In her Summer 2011 article in History News Rainey Tisdale asks, “Do History Museums Still Need Objects?“. David Crosson offers the following reply. We encourage you to share your thoughts, questions and feedback as well.
The question, “Do history museums still need artifacts?” is the wrong one. The issue is not one of resources or means, but one of fundamental values. Are we here to serve the stuff or the people? I vote for people. Before we are curators or conservators or librarians or even directors, we are public servants. So, let’s start the inquiry at a different point. How does society benefit from understanding our collective experience over time? (And please don’t offer the hokum about avoiding the mistakes of the past.) How can museums contribute to that exploration? Don’t just defend our role, define it. Then, and only then, what is the role of artifacts in accomplishing museums’ defined role? That sequence of questioning suggests that artifacts are tools, means to ends, not ends in themselves.
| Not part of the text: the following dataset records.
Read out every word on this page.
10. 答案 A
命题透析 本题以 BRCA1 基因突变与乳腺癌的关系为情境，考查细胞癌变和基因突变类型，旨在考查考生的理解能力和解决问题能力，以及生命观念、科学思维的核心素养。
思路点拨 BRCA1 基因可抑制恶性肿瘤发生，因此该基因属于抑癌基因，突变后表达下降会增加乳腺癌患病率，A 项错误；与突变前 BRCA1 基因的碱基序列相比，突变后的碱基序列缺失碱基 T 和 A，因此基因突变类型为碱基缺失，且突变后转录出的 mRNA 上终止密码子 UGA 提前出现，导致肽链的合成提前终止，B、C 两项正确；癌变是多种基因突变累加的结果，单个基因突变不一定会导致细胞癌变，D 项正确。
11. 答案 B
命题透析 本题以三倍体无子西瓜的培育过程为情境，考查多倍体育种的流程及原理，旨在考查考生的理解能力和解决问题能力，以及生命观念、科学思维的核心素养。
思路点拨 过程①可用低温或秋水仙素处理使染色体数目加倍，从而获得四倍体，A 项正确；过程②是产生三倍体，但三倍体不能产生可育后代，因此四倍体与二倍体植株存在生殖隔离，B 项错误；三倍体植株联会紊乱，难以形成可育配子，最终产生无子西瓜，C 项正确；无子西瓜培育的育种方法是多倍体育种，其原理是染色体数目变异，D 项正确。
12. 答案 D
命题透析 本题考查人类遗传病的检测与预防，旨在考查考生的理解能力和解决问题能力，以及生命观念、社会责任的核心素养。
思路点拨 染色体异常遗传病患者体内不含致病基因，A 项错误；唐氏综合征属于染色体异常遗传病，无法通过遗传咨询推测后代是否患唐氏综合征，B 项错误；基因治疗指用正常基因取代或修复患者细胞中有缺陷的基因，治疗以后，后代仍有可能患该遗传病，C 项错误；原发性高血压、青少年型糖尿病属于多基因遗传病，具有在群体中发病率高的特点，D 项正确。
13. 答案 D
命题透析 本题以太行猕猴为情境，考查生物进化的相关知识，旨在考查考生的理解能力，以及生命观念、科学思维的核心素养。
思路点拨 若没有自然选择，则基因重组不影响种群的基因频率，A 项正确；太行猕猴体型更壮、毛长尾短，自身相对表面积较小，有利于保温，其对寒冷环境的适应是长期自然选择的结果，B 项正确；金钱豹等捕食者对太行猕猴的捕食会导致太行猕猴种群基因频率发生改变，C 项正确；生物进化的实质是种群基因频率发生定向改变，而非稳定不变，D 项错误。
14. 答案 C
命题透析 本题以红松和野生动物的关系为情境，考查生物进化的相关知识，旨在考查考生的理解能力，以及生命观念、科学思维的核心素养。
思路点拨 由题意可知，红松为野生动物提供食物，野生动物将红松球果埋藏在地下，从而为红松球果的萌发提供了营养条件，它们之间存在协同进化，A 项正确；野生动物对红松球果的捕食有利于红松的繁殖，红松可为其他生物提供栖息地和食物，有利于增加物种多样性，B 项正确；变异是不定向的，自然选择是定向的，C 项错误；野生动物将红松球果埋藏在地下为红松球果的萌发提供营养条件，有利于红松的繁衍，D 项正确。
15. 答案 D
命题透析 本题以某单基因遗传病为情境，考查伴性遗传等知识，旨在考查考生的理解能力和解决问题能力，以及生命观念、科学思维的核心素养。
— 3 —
Unfortunately, those questions seldom are raised in our professional training programs, not shared among our peers, and not supported by our various statements of professional ethics. Professional training must re-prioritize loyalty to the end—public service, if you will—over the means (the artifact). After thirty years of emersion in discussions around professional ethics, I find it appalling that no statement of which I am aware even hints that it might be unethical to horde collections that the public may never have the opportunity to see. Finally, we desperately need to accept access, utility, and public accountability as professional obligations equal to, and inseparable from, care, conservation, and scholarship.